NEW YORK — Muhal Richard Abrams, the autodidactic pianist, composer, and educator who was known both for his diverse, unclassifiable compositions and improvisations and for his helping to found a long-running Chicago-based musicians’ collective, died Oct. 29 at his home in New York. He was 87.
As a pianist, Mr. Abrams could spontaneously weave references to historical jazz styles — including ragtime, stride piano, the compositions of Duke Ellington, swing and bebop — together with his own fleet modernism, far-reaching harmonies and dissonance.
As a composer, he represented a similarly wide range. Steeped in the blues, he also created works for chamber ensembles and orchestras, sometimes but not always including improvisation.
Mr. Abrams, who was named a Jazz Master by the National Endowment for the Arts in 2010 and was the first recipient of Denmark’s generous Jazzpar Award in 1990, was critically acclaimed for the breadth, depth and originality of his music.
In his book “The Freedom Principle” (1984), critic John Litweiler wrote that Mr. Abrams’ phrasing was “turbulent, broken, constantly busy, yet his soloing sounds flowing, freely lyrical.”

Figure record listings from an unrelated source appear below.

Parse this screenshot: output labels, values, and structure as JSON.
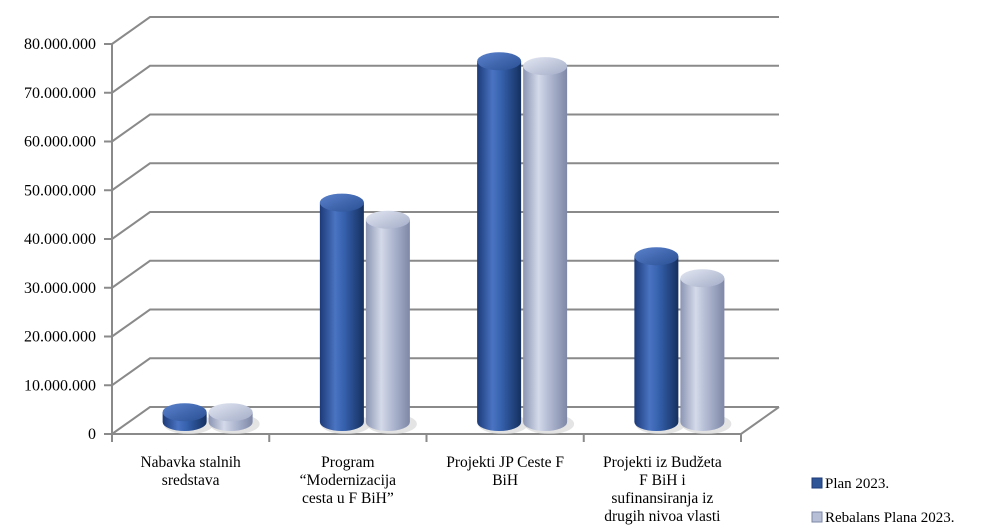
{
  "chart_data": {
    "type": "bar",
    "style": "3d-cylinder",
    "categories": [
      [
        "Nabavka stalnih",
        "sredstava"
      ],
      [
        "Program",
        "“Modernizacija",
        "cesta u F BiH”"
      ],
      [
        "Projekti JP Ceste F",
        "BiH"
      ],
      [
        "Projekti iz Budžeta",
        "F BiH i",
        "sufinansiranja iz",
        "drugih nivoa vlasti"
      ]
    ],
    "series": [
      {
        "name": "Plan 2023.",
        "values": [
          2000000,
          45000000,
          74000000,
          34000000
        ],
        "color": "#2f5597"
      },
      {
        "name": "Rebalans Plana 2023.",
        "values": [
          2000000,
          41500000,
          73000000,
          29500000
        ],
        "color": "#a9b3cf"
      }
    ],
    "yticks": [
      "0",
      "10.000.000",
      "20.000.000",
      "30.000.000",
      "40.000.000",
      "50.000.000",
      "60.000.000",
      "70.000.000",
      "80.000.000"
    ],
    "ylim": [
      0,
      80000000
    ],
    "grid": true,
    "legend": "bottom-right"
  }
}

“Abrams has never lost his early wonder at the vast possibilities of free music,” he added.
Abrams explored those possibilities with the Experimental Band, which he organized in 1962 to workshop new compositions and arrangements by a coterie of like-minded instrumentalists.

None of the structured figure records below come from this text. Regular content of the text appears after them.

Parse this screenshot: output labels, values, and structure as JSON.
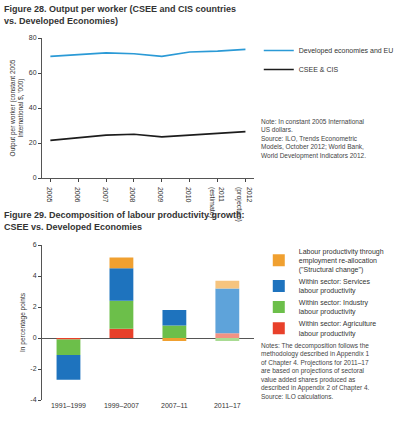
{
  "chart_data": [
    {
      "type": "line",
      "title": "Figure 28. Output per worker (CSEE and CIS countries vs. Developed Economies)",
      "y_label": "Output per worker (constant 2005 International $, '000)",
      "categories": [
        "2005",
        "2006",
        "2007",
        "2008",
        "2009",
        "2010",
        "2011 (estimate)",
        "2012 (projection)"
      ],
      "series": [
        {
          "name": "Developed economies and EU",
          "color": "#2b9ad6",
          "values": [
            69.5,
            70.5,
            71.5,
            71,
            69.5,
            72,
            72.5,
            73.5
          ]
        },
        {
          "name": "CSEE & CIS",
          "color": "#1c1c1c",
          "values": [
            21.5,
            23,
            24.5,
            25,
            23.5,
            24.5,
            25.5,
            26.5
          ]
        }
      ],
      "ylim": [
        0,
        80
      ],
      "yticks": [
        0,
        20,
        40,
        60,
        80
      ],
      "grid": false,
      "legend": "top right",
      "annotations": [
        "Note: In constant 2005 International US dollars.",
        "Source: ILO, Trends Econometric Models, October 2012; World Bank, World Development Indicators 2012."
      ]
    },
    {
      "type": "bar",
      "stacked": true,
      "title": "Figure 29. Decomposition of labour productivity growth: CSEE vs. Developed Economies",
      "y_label": "In percentage points",
      "categories": [
        "1991–1999",
        "1999–2007",
        "2007–11",
        "2011–17"
      ],
      "series": [
        {
          "name": "Within sector: Agriculture labour productivity",
          "colors": [
            "#e8402a",
            "#e8402a",
            "#e8402a",
            "#f29283"
          ],
          "values": [
            -0.1,
            0.6,
            0,
            0.3
          ]
        },
        {
          "name": "Within sector: Industry labour productivity",
          "colors": [
            "#6cbf4a",
            "#6cbf4a",
            "#6cbf4a",
            "#a9db93"
          ],
          "values": [
            -1.0,
            1.8,
            0.8,
            -0.2
          ]
        },
        {
          "name": "Within sector: Services labour productivity",
          "colors": [
            "#1e73be",
            "#1e73be",
            "#1e73be",
            "#5ea3da"
          ],
          "values": [
            -1.6,
            2.1,
            1.0,
            2.9
          ]
        },
        {
          "name": "Labour productivity through employment re-allocation (\"Structural change\")",
          "colors": [
            "#f0a030",
            "#f0a030",
            "#f0a030",
            "#f6c47e"
          ],
          "values": [
            0,
            0.7,
            -0.2,
            0.5
          ]
        }
      ],
      "ylim": [
        -4,
        6
      ],
      "yticks": [
        -4,
        -2,
        0,
        2,
        4,
        6
      ],
      "grid": false,
      "legend": "top right",
      "annotations": [
        "Notes: The decomposition follows the methodology described in Appendix 1 of Chapter 4. Projections for 2011–17 are based on projections of sectoral value added shares produced as described in Appendix 2 of Chapter 4.",
        "Source: ILO calculations."
      ]
    }
  ]
}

He helped found the Chicago collective, the Association for the Advancement of Creative Musicians, known as AACM, in 1965 — teaming up with pianist Jodie Christian, trumpeter Philip Cohran, and drummer Steve McCall.
By not imposing or promoting a single aesthetic but instead encouraging unconventional originality, the association, which presented concerts and conferences, became an incubator for the group the Art Ensemble of Chicago as well as saxophonists Anthony Braxton and Henry Threadgill, along with many others who channeled the high-energy “free” jazz of the early 1960s into more organized works.
The first generation of AACM musicians concentrated on sounds themselves, often employing so-called little instruments like bells, toy noisemakers and whistles to complement their performances. They investigated structured alternatives to standard song forms as well as the long, declamatory improvisations favored by New York City’s jazz avant-garde, exploring dissonance, serialism and polyphony.
As Mr. Abrams did in his 1969 recording “Young at Heart/Wise in Time,” AACM members acknowledged jazz, blues, and other forms of African-American music as their heritage, but adopted Duke Ellington’s refusal to be defined by the past and Ornette Coleman’s break from chord progressions as an infallible guideline for improvisations.
Mr. Abrams was the first president of the AACM and until his death was regarded as its eminence. Through its chapters in Chicago and New York, the organization continues to present concerts, provide promotional support and offer free training in theory, composition and instrumental mastery to young musicians.
Mr. Abrams’ interests included not just music theory but also occult arts, esoteric religions and painting. Later in his career he taught composition and improvisation at Columbia University, Syracuse University, Stanford University and elsewhere.
Black artist groups and jazz musicians’ collectives were a nationwide phenomenon in the 1960s, but none evinced the staying power of the AACM, which conducted programs like the AACM School, which opened in fall of 1967. Mr. Abrams attributed the organization’s strength to Chicago’s relative isolation from mainstream commercial pressures and temptations.
Still, their ambitions led several members of the AACM to depart for Europe in 1970. That same year, Mr. Abrams was among the collective’s musicians who performed their first New York concert as the Creative Construction Company. Judging New York City more open to new music than Chicago, Abrams moved there in 1976 and became involved in the burgeoning “loft jazz” movement.
A multi-instrumentalist, he played clarinet as well as piano on “Levels and Degrees of Light” (1967) and synthesizer on “The Hearinga Suite” (1999), for which he conducted a 17-piece big band. When he was inducted as an NEA Jazz Master in a ceremony in New York, he performed an unaccompanied piano improvisation that segued into a score featuring members of the Jazz at Lincoln Center Orchestra.